Es ist das Jahr 2034. Ex-Bundeskanzlerin Angela Merkel muss sich vor dem Internationalen Gerichtshof verteidigen. Verhandelt wird die Sammelklage von 31 Ländern des globalen Südens gegen Klimasünder Deutschland. Der Vorsitzende eröffnet das Verfahren: «Lassen sich tatsächlich aus den Menschenrechten Pflichten für die Staaten hinsichtlich des Umgangs mit dem Klimawandel ableiten? Die Bundesrepublik verneint dies.»
So beginnt ein ARD-Spielfilm von 2020. Bald könnte der Science-Fiction-Stoff Realität werden.
Vergangene Woche fällte das deutsche Bundesverfassungsgericht in Karlsruhe ein revolutionäres Urteil.
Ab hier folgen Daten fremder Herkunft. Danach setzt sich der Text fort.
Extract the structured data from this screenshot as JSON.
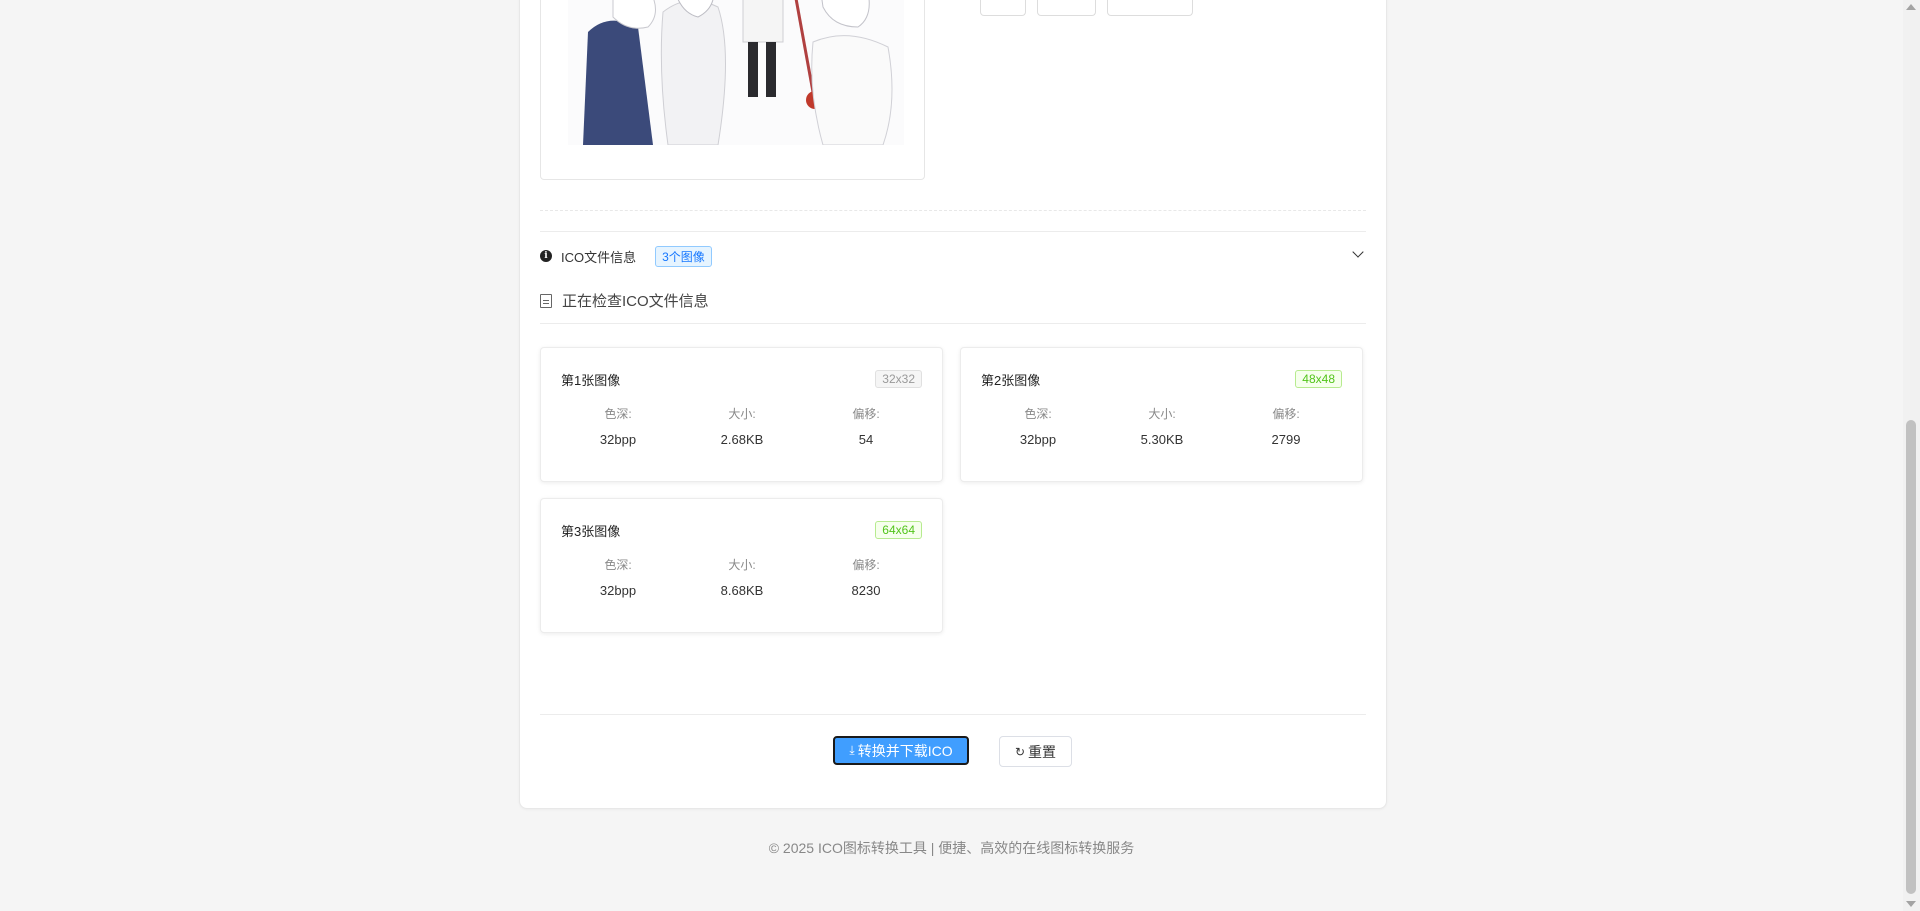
{
  "info_section": {
    "title": "ICO文件信息",
    "badge": "3个图像",
    "status": "正在检查ICO文件信息"
  },
  "images": [
    {
      "title": "第1张图像",
      "size": "32x32",
      "labels": {
        "depth": "色深:",
        "size": "大小:",
        "offset": "偏移:"
      },
      "depth": "32bpp",
      "filesize": "2.68KB",
      "offset": "54"
    },
    {
      "title": "第2张图像",
      "size": "48x48",
      "labels": {
        "depth": "色深:",
        "size": "大小:",
        "offset": "偏移:"
      },
      "depth": "32bpp",
      "filesize": "5.30KB",
      "offset": "2799"
    },
    {
      "title": "第3张图像",
      "size": "64x64",
      "labels": {
        "depth": "色深:",
        "size": "大小:",
        "offset": "偏移:"
      },
      "depth": "32bpp",
      "filesize": "8.68KB",
      "offset": "8230"
    }
  ],
  "actions": {
    "convert_label": "转换并下载ICO",
    "reset_label": "重置"
  },
  "footer": {
    "text": "© 2025 ICO图标转换工具 | 便捷、高效的在线图标转换服务"
  },
  "colors": {
    "primary": "#409eff",
    "info_badge": "#1677ff",
    "size_badge_green": "#52c41a"
  }
}
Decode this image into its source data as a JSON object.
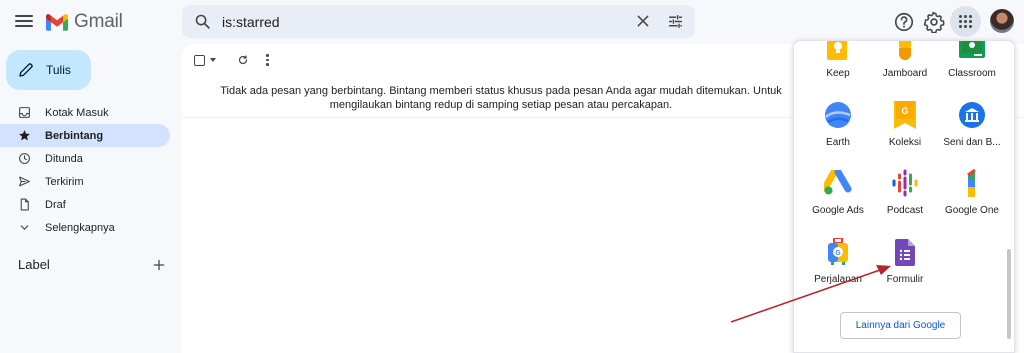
{
  "header": {
    "logo_text": "Gmail",
    "search_value": "is:starred"
  },
  "sidebar": {
    "compose_label": "Tulis",
    "items": [
      {
        "label": "Kotak Masuk",
        "icon": "inbox-icon"
      },
      {
        "label": "Berbintang",
        "icon": "star-icon",
        "active": true
      },
      {
        "label": "Ditunda",
        "icon": "clock-icon"
      },
      {
        "label": "Terkirim",
        "icon": "send-icon"
      },
      {
        "label": "Draf",
        "icon": "draft-icon"
      },
      {
        "label": "Selengkapnya",
        "icon": "chevron-down-icon"
      }
    ],
    "labels_heading": "Label"
  },
  "main": {
    "empty_message": "Tidak ada pesan yang berbintang. Bintang memberi status khusus pada pesan Anda agar mudah ditemukan. Untuk mengilaukan bintang redup di samping setiap pesan atau percakapan."
  },
  "apps_panel": {
    "apps": [
      {
        "label": "Keep",
        "icon": "keep-icon"
      },
      {
        "label": "Jamboard",
        "icon": "jamboard-icon"
      },
      {
        "label": "Classroom",
        "icon": "classroom-icon"
      },
      {
        "label": "Earth",
        "icon": "earth-icon"
      },
      {
        "label": "Koleksi",
        "icon": "collections-icon"
      },
      {
        "label": "Seni dan B...",
        "icon": "arts-culture-icon"
      },
      {
        "label": "Google Ads",
        "icon": "google-ads-icon"
      },
      {
        "label": "Podcast",
        "icon": "podcasts-icon"
      },
      {
        "label": "Google One",
        "icon": "google-one-icon"
      },
      {
        "label": "Perjalanan",
        "icon": "travel-icon"
      },
      {
        "label": "Formulir",
        "icon": "forms-icon"
      }
    ],
    "more_button": "Lainnya dari Google"
  },
  "colors": {
    "accent": "#0b57d0",
    "compose_bg": "#c2e7ff",
    "active_nav": "#d3e3fd",
    "annotation_arrow": "#b3262d"
  }
}
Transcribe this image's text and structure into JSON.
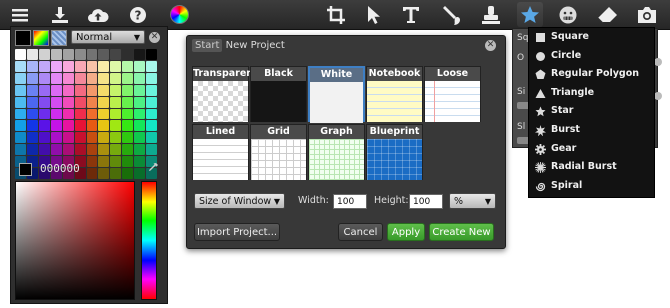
{
  "toolbar": {
    "items": [
      "menu-icon",
      "download-icon",
      "cloud-upload-icon",
      "help-icon",
      "color-wheel-icon",
      "crop-icon",
      "pointer-icon",
      "text-icon",
      "brush-icon",
      "stamp-icon",
      "star-icon",
      "face-icon",
      "eraser-icon",
      "camera-icon"
    ],
    "active": "star-icon"
  },
  "color_panel": {
    "blend_mode": "Normal",
    "hex_value": "000000",
    "colors": [
      "#000000",
      "#2b2b2b",
      "#555555",
      "#808080",
      "#aaaaaa",
      "#d4d4d4",
      "#ffffff"
    ]
  },
  "dialog": {
    "breadcrumb_start": "Start",
    "breadcrumb_current": "New Project",
    "templates": [
      {
        "label": "Transparent"
      },
      {
        "label": "Black"
      },
      {
        "label": "White"
      },
      {
        "label": "Notebook"
      },
      {
        "label": "Loose Leaf"
      },
      {
        "label": "Lined"
      },
      {
        "label": "Grid"
      },
      {
        "label": "Graph Paper"
      },
      {
        "label": "Blueprint"
      }
    ],
    "selected_template": "White",
    "size_select": "Size of Window",
    "width_label": "Width:",
    "width_value": "100",
    "height_label": "Height:",
    "height_value": "100",
    "unit_select": "%",
    "import_button": "Import Project...",
    "cancel_button": "Cancel",
    "apply_button": "Apply",
    "create_button": "Create New"
  },
  "shape_panel": {
    "partial_labels": [
      "Sq",
      "O",
      "Si",
      "Sl"
    ]
  },
  "shape_menu": {
    "items": [
      {
        "label": "Square",
        "icon": "square-icon"
      },
      {
        "label": "Circle",
        "icon": "circle-icon"
      },
      {
        "label": "Regular Polygon",
        "icon": "polygon-icon"
      },
      {
        "label": "Triangle",
        "icon": "triangle-icon"
      },
      {
        "label": "Star",
        "icon": "star-icon"
      },
      {
        "label": "Burst",
        "icon": "burst-icon"
      },
      {
        "label": "Gear",
        "icon": "gear-icon"
      },
      {
        "label": "Radial Burst",
        "icon": "radial-burst-icon"
      },
      {
        "label": "Spiral",
        "icon": "spiral-icon"
      }
    ]
  }
}
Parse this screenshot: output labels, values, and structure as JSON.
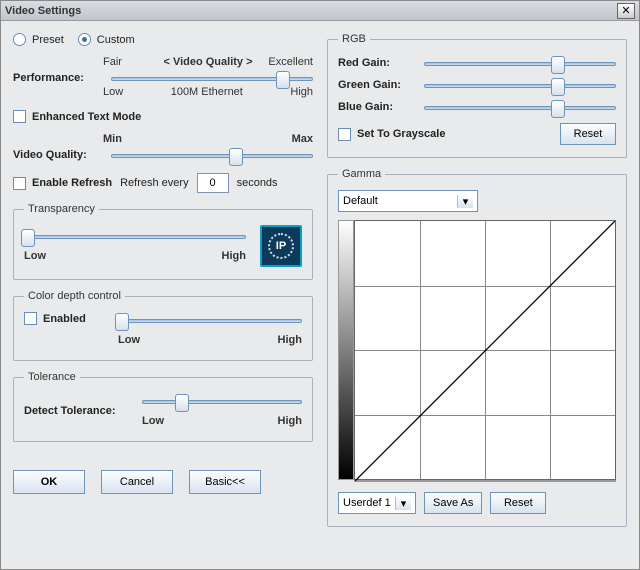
{
  "window": {
    "title": "Video Settings"
  },
  "mode": {
    "preset_label": "Preset",
    "custom_label": "Custom",
    "selected": "custom",
    "video_quality_header": "< Video Quality >"
  },
  "performance": {
    "label": "Performance:",
    "scale_left": "Fair",
    "scale_right": "Excellent",
    "tick_low": "Low",
    "tick_mid": "100M Ethernet",
    "tick_high": "High",
    "value_pct": 85
  },
  "enhanced_text": {
    "label": "Enhanced Text Mode",
    "checked": false
  },
  "video_quality": {
    "label": "Video Quality:",
    "min": "Min",
    "max": "Max",
    "value_pct": 62
  },
  "refresh": {
    "enable_label": "Enable Refresh",
    "checked": false,
    "every_label": "Refresh every",
    "value": "0",
    "unit": "seconds"
  },
  "transparency": {
    "legend": "Transparency",
    "low": "Low",
    "high": "High",
    "value_pct": 2
  },
  "color_depth": {
    "legend": "Color depth control",
    "enabled_label": "Enabled",
    "enabled_checked": false,
    "low": "Low",
    "high": "High",
    "value_pct": 2
  },
  "tolerance": {
    "legend": "Tolerance",
    "label": "Detect Tolerance:",
    "low": "Low",
    "high": "High",
    "value_pct": 25
  },
  "rgb": {
    "legend": "RGB",
    "red_label": "Red Gain:",
    "green_label": "Green Gain:",
    "blue_label": "Blue Gain:",
    "red_pct": 70,
    "green_pct": 70,
    "blue_pct": 70,
    "grayscale_label": "Set To Grayscale",
    "grayscale_checked": false,
    "reset_label": "Reset"
  },
  "gamma": {
    "legend": "Gamma",
    "preset_selected": "Default",
    "userdef_label": "Userdef 1",
    "save_as_label": "Save As",
    "reset_label": "Reset"
  },
  "buttons": {
    "ok": "OK",
    "cancel": "Cancel",
    "basic": "Basic<<"
  }
}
Am Donnerstagmorgen gaben die obersten deutschen Richter mehreren Umweltverbänden und Fridays for Future teilweise recht, die gegen die Klimaschutzpolitik der Bundesregierung Verfassungsbeschwerde eingereicht hatten.
Urteil zwingt Berlin zu konsequenterem Klimagesetz
Die zum Teil noch sehr jungen Beschwerdeführenden seien durch die Regelungen in dem Gesetz in ihren Freiheitsrechten verletzt, erklärten die Richter in ihrer Begründung. «Die Vorschriften verschieben hohe Emissionsminderungslasten unumkehrbar auf Zeiträume nach 2030.» Einen Anstieg der globalen Durchschnittstemperatur wie geplant auf deutlich unter zwei Grad und möglichst auf 1,5 Grad zu begrenzen, sei dann nur mit immer dringenderen und kurzfristigeren Massnahmen machbar – zulasten der jungen Generation.
Im Klartext: Deutschlands aktuelles Klimagesetz genügt nicht, um die Grundrechte künftiger Generationen zu sichern. Die Regierung muss nachbessern. Konsequenter Klimaschutz ist keine unverbindliche Möglichkeit mehr, sondern Pflicht qua Amt.
«Das ist riesig!», freute sich Klimaaktivistin Luisa Neubauer (25), die als Beschwerdeführerin bei der Klage mitgewirkt hat. «Wir sehen überall auf der Welt unvollständige Ziele und unzureichende Massnahmen. Nach und nach wird das aufgedeckt», kommentierte Greta Thunberg (18) den Entscheid.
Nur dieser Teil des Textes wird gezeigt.